抱きしめていた腕を解いたすぐ後に葵は目を覚ましてしまい、眠気のせいかとろんと蕩けた瞳と舌足らずな声で呼び止められてしまった。
(うっ、やばい……)
いつだって葵は可愛くて愛おしい存在だ。だが、今の葵はいつも以上に可愛くて愛おしくて、そして妖艶だった。
隠されることのない陶器のような滑らかで白い肌がどれほどすべすべで肌になじむか、もう知っている。そして自分が愛し気に触れるたびその白肌が桜色に高揚してゆく艶やかさも、知ってしまった。
思い出さないようにしていた昨日の情事が一瞬で頭を占拠し、虎は劣情を覚えてしまう。
男に―――自分に抱かれたはずなのに、まるで誰にも踏み荒らされたことのない新雪のような無垢な葵の体躯を前に気を抜けば欲が暴走しそうだ。

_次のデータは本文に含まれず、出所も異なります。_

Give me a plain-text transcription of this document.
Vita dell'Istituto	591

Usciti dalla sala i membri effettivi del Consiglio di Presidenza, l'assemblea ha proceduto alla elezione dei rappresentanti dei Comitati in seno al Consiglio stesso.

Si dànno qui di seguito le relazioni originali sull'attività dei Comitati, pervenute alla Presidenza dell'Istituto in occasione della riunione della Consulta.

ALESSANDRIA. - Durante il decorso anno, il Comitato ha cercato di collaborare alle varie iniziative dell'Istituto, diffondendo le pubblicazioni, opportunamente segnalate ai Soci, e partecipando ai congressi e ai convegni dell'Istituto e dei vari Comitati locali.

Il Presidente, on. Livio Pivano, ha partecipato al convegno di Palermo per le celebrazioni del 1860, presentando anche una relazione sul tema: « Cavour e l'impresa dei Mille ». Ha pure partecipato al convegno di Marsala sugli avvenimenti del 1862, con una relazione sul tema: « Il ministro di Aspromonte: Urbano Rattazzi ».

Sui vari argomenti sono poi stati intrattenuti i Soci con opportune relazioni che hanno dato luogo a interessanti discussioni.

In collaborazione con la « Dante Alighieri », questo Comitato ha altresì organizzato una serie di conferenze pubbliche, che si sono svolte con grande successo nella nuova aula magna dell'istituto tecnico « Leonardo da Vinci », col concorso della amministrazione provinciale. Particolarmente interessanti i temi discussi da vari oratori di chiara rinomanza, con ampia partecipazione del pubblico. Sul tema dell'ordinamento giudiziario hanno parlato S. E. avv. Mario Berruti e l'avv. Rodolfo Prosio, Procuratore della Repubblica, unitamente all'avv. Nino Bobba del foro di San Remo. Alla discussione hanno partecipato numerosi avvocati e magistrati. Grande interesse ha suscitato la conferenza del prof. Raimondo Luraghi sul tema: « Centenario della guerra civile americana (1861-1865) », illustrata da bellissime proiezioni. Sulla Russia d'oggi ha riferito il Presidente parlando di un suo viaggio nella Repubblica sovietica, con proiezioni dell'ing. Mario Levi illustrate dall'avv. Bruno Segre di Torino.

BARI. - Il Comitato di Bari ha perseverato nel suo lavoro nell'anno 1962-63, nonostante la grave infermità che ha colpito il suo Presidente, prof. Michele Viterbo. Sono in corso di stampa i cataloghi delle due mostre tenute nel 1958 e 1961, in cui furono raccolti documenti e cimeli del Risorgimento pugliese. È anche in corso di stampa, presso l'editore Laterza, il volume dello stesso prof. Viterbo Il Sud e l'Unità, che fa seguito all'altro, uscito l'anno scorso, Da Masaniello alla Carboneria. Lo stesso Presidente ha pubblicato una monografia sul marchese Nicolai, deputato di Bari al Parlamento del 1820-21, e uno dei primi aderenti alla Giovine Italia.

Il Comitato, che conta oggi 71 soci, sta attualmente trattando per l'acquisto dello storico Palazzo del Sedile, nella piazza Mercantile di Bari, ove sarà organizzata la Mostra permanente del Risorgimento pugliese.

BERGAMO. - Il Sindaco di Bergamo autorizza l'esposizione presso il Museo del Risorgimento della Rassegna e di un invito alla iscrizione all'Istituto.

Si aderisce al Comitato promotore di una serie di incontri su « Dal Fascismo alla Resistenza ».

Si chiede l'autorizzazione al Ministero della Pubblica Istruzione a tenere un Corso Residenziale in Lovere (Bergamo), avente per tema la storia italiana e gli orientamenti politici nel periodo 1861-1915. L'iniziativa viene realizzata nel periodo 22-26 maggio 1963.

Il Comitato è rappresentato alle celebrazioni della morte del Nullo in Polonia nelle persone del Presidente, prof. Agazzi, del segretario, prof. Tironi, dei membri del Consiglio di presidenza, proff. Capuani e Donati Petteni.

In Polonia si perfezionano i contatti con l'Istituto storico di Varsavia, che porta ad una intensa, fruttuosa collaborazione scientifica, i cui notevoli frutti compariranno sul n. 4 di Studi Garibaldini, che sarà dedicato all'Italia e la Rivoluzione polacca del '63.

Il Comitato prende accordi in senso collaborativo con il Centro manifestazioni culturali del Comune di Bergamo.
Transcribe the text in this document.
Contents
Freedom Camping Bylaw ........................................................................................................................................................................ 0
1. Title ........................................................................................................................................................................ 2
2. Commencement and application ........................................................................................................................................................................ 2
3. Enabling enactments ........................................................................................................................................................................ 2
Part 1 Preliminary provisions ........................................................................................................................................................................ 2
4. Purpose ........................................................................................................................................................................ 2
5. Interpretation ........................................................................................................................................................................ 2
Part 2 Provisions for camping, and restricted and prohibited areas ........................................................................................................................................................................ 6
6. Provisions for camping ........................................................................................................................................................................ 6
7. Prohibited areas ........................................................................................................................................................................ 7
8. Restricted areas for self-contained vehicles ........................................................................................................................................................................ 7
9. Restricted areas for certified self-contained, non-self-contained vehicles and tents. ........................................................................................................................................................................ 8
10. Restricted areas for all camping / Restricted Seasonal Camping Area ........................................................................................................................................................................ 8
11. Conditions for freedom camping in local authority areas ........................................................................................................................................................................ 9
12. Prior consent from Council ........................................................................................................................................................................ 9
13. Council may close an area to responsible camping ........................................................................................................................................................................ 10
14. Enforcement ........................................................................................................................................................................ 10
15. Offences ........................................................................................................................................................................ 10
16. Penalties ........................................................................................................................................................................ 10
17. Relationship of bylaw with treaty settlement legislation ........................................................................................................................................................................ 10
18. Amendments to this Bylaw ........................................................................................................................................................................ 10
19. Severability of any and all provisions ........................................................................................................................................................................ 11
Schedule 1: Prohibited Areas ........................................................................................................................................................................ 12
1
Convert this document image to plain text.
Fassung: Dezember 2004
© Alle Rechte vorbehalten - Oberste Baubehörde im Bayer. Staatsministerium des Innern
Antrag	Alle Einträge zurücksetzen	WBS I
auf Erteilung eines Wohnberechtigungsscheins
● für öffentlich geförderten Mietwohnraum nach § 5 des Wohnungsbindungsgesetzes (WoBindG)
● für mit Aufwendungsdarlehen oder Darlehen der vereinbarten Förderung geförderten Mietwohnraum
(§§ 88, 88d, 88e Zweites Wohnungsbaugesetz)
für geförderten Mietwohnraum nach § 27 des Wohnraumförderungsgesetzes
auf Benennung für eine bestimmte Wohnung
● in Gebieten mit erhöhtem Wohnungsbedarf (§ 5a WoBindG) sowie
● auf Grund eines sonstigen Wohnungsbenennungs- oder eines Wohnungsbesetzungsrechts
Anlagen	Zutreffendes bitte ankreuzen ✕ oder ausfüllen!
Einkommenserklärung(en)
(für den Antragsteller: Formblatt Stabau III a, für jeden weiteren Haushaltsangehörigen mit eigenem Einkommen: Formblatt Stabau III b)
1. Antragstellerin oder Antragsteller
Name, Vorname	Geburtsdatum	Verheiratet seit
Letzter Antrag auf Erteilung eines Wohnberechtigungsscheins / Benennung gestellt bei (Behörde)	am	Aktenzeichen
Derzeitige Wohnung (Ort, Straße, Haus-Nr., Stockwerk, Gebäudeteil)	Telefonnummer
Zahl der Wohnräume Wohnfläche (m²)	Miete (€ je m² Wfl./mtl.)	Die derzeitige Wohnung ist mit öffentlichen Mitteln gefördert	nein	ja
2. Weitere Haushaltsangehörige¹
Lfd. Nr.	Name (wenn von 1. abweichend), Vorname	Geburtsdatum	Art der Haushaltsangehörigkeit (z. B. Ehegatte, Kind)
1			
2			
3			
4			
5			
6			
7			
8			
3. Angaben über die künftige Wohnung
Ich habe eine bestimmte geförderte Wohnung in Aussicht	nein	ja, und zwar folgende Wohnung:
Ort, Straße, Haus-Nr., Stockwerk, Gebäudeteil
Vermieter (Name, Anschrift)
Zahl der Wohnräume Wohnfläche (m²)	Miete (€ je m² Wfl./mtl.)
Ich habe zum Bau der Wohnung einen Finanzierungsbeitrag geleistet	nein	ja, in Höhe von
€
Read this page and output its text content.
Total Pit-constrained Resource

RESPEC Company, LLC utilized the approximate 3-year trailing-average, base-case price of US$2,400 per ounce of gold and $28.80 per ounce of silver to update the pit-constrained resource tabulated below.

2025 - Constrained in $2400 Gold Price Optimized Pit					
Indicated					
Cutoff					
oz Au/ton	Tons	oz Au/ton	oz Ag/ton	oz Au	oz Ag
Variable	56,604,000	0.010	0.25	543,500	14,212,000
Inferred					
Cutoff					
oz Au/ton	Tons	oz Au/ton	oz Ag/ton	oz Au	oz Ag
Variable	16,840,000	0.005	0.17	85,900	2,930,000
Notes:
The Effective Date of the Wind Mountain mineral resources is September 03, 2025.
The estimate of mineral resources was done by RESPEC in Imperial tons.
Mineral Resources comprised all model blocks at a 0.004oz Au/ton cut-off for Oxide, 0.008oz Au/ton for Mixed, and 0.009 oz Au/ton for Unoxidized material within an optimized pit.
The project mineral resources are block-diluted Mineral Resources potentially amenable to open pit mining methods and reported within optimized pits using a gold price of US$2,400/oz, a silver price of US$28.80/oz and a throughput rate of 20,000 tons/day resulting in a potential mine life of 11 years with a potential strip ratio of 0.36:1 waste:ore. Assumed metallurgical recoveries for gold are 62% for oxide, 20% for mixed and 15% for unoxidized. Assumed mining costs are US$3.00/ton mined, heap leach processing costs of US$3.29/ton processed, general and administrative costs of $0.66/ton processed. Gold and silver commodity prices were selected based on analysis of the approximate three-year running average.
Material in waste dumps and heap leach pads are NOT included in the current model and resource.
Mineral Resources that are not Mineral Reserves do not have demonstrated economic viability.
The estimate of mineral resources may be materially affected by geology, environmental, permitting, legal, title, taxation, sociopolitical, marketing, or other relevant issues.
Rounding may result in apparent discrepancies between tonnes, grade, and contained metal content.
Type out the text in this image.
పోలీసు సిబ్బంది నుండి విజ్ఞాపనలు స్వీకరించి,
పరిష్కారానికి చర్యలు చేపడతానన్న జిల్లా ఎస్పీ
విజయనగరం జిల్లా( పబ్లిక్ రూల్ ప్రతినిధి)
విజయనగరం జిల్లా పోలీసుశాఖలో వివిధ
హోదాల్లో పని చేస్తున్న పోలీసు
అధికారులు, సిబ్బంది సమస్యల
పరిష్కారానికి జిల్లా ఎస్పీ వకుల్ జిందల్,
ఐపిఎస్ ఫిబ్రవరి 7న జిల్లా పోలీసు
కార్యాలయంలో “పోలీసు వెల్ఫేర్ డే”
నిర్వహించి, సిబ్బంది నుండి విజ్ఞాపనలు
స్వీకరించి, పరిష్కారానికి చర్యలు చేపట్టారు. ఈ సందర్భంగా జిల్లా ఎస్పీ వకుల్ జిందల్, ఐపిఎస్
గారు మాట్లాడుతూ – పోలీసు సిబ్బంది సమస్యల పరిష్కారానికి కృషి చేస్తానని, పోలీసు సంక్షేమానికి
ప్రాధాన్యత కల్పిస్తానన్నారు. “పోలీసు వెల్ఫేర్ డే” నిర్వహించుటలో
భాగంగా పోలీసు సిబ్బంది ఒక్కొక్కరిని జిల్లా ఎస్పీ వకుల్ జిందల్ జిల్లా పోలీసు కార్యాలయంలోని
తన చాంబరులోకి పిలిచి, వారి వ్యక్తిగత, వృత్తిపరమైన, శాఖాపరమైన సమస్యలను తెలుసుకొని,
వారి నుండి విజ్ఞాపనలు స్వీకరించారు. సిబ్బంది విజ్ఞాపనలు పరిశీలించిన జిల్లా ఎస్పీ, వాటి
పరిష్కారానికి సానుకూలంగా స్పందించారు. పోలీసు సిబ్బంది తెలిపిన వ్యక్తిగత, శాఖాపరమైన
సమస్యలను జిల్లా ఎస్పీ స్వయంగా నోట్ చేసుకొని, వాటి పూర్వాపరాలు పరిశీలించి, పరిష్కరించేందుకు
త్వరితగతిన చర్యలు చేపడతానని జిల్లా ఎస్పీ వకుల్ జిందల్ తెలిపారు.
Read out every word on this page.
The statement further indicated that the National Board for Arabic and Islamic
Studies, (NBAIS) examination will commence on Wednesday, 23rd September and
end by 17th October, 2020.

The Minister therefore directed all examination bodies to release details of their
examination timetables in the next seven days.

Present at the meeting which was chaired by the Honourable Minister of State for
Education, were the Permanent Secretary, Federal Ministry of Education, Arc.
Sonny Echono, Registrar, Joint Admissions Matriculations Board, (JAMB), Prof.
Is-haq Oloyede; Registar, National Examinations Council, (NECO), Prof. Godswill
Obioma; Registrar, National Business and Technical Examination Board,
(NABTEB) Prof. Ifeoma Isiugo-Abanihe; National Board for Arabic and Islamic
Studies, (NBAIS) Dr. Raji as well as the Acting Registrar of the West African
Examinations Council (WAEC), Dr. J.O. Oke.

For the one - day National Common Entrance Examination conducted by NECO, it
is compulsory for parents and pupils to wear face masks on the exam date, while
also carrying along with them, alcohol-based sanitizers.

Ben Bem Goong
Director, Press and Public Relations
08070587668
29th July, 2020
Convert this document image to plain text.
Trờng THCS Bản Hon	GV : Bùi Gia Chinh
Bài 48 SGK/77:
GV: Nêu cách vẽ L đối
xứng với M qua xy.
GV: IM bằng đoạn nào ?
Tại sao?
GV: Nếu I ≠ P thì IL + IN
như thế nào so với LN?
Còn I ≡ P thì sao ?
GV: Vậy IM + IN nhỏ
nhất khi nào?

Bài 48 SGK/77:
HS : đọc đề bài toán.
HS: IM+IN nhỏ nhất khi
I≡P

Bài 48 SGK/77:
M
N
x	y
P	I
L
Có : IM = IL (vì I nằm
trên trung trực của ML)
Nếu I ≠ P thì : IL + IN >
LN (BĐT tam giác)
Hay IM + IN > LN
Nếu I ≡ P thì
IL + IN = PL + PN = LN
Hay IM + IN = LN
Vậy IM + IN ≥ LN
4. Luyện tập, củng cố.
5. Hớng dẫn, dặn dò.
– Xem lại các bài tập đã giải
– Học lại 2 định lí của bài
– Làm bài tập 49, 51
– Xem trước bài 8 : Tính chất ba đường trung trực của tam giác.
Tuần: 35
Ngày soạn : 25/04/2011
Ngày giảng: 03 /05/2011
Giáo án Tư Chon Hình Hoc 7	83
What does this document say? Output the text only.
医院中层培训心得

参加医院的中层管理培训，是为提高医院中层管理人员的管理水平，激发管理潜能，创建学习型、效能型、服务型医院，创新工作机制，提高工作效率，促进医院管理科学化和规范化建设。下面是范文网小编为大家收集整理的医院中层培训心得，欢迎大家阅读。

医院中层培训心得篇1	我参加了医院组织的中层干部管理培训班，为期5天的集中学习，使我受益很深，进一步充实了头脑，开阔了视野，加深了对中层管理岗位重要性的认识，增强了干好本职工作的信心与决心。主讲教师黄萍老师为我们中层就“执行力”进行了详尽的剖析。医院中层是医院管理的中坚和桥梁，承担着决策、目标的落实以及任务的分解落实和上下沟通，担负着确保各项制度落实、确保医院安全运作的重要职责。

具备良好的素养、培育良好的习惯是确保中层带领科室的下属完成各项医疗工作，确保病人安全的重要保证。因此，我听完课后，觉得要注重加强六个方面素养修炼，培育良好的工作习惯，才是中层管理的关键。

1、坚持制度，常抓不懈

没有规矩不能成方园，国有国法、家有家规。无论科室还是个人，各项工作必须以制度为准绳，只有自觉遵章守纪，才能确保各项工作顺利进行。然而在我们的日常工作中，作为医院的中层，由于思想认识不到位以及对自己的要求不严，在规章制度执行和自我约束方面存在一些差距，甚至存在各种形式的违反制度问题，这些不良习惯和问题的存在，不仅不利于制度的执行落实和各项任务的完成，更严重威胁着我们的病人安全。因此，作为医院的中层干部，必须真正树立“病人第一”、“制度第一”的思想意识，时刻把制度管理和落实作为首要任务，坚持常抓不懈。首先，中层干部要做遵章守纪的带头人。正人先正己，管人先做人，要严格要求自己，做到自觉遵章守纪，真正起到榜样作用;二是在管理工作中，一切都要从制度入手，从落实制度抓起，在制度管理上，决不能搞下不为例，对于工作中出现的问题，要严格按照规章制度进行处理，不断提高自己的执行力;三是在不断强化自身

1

身体を繋げた際の快楽が記憶から呼び覚まされ、興奮する。虎は慌てて愛しい人から顔を背け、己の欲を必死に抑えつけた。
「ま、まだ早いから寝てていいよ。ちゃんと起こしてあげるから」
平静を装ったが声が僅かに上擦ってしまった。
今までどれほど葵を欲しようともこれほど理性が揺らぐことなど一度もなかった。
しかし、今の自分はどうだろう? 『愛し合っているのだから少し羽目を外してもいいだろう?』そんな悪魔の囁きに今にも屈しそうだ。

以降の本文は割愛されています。